More Skyped interviews that were created by Savona Bailey-McClain, Executive Director & Chief Curator of the West Harlem Art Fund, Inc. and National Park Service, Manhattan Sites. The commentaries were recorded while the participants were in Miami, Florida and Oakland, California. Again, the participants gave very thoughtful views of the artist’s work and its relationship to the African Burial Ground or African artistic expressions.
Hank Willis Thomas (American, born 1976) is a photo conceptual artist working primarily with themes related to identity, history and popular culture. Thomas’s process often involves editing existing photographs and presenting them in a new format. His work often examines the commoditization of Black identity in advertising and popular culture and urges the viewer to think critically about representations in media and beyond. Willis Thomas received his BFA from New York University’s Tisch School of the Arts and his MFA in photography, along with an MA in visual criticism, from California College of the Arts (CCA) in San Francisco. His work is in numerous public collections including The Whitney Museum of American Art, Brooklyn Museum, The High Museum of Art in Atlanta and the Museum of Fine Art in Houston. His collaborative projects have been installed publicly in California, and featured at the Sundance Film Festival. Thomas is currently a fellow at the W.E.B. DuBois Institute at Harvard University; and he is represented by Jack Shainman Gallery in New York City.
Chris Johnson (American, born 1948) is a photographic and video artist, writer, curator and arts administrator. Johnson studied photography with Ansel Adams, Imogen Cunningham and Wynn Bullock; and his artwork has been exhibited at the Oakland Museum of California and at the Mills College Museum. In 1994 he co-produced a large performance work in Oakland titled “The Roof is on Fire” bringing together inner-city high school students and adults. In 1996 he produced an innovative one-hour video piece titled “Question Bridge” that investigates class divisions within the black community. In 1999 Oakland Mayor Jerry Brown appointed Johnson to be Chair of the Oakland Cultural Affairs Commission to advise on all matters affecting cultural development in Oakland. Johnson is currently a tenured Full Professor of Photography at the California College of the Arts.

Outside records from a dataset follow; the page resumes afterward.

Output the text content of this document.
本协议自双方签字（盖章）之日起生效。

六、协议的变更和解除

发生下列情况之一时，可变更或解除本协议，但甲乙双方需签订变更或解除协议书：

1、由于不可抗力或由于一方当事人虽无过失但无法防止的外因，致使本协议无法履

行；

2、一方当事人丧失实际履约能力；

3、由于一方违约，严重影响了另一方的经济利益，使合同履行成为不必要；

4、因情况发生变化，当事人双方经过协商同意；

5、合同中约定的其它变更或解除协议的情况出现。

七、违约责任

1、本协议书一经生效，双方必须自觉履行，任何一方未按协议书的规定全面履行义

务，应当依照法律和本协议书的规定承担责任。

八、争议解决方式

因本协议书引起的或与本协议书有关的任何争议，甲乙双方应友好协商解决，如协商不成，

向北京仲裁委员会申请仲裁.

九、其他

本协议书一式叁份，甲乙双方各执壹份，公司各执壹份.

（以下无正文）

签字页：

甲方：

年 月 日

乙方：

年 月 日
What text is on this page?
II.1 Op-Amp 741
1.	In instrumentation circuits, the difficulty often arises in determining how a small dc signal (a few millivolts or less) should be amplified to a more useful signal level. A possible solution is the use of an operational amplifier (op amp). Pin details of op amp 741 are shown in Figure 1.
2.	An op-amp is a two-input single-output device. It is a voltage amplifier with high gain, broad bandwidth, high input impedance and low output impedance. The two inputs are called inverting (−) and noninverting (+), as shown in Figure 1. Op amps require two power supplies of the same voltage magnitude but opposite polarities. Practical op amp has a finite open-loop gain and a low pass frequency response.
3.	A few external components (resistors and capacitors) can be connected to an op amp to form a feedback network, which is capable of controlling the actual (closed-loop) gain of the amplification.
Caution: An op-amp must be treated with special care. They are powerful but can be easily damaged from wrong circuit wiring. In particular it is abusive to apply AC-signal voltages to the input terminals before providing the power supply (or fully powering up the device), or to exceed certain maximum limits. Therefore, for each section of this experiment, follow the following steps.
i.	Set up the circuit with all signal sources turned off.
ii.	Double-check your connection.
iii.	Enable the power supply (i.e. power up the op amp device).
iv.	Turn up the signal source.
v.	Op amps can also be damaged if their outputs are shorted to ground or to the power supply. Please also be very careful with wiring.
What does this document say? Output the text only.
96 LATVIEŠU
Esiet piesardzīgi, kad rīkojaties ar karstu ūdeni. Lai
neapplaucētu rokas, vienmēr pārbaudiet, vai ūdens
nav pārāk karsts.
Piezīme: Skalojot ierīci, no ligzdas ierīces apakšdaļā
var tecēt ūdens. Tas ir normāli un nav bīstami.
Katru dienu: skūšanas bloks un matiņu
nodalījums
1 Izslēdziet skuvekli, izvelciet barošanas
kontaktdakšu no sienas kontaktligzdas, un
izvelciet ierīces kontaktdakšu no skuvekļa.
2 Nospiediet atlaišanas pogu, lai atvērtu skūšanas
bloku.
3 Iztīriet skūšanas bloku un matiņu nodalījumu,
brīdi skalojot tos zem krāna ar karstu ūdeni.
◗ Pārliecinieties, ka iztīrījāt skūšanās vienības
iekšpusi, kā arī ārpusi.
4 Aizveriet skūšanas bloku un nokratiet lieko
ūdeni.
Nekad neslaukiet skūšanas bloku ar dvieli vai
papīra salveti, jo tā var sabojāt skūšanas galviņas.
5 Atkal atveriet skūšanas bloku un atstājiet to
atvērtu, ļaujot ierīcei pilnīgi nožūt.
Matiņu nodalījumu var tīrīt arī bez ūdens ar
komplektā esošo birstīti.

“Indigo grows wild in almost every part of the African Coast … Besides the Indigo, there is another plant which the natives use as a blue dye, which appears to impart a more indelible color, and which, should it stand the test of experiment, might also be cultivated.”
–British Report of the Committee of the African Institution: West African Produce, 25 March 1808
Africans have used indigo for centuries as symbol of wealth and fertility. Indigo-dyed cotton cloth excavated from caves in Mali date to the 11th century and many of the designs are still used by modern West Africans. The Tauregs, “blue men” of the Sahara, are famous for their indigo robes, turbans, and veils that rub blue pigment into their skin. Yoruba dyers of Nigeria produce indigo cloth called adire alesso using both tie-and-dye and resist dye techniques, while honoring Iya Mapo, as the patron god of their exacting craft. Dyers of the Kanuri (Cameroon and Nigeria) and Fulani (modern Niger and Burkina-Faso) ethnic groups popularized indigo near Lake Chad and through portions of West Africa.
Most African dyers are women including among the Yoruba, the Malike and Dogan of Mali, and the Soninke of Senegal. Dyeing is also performed by men among the Mossi (Burkina-Faso) and the Hausa, who have produced indigo-dyed textiles in the ancient city of Kano (Northern Nigeria) since the 15th century.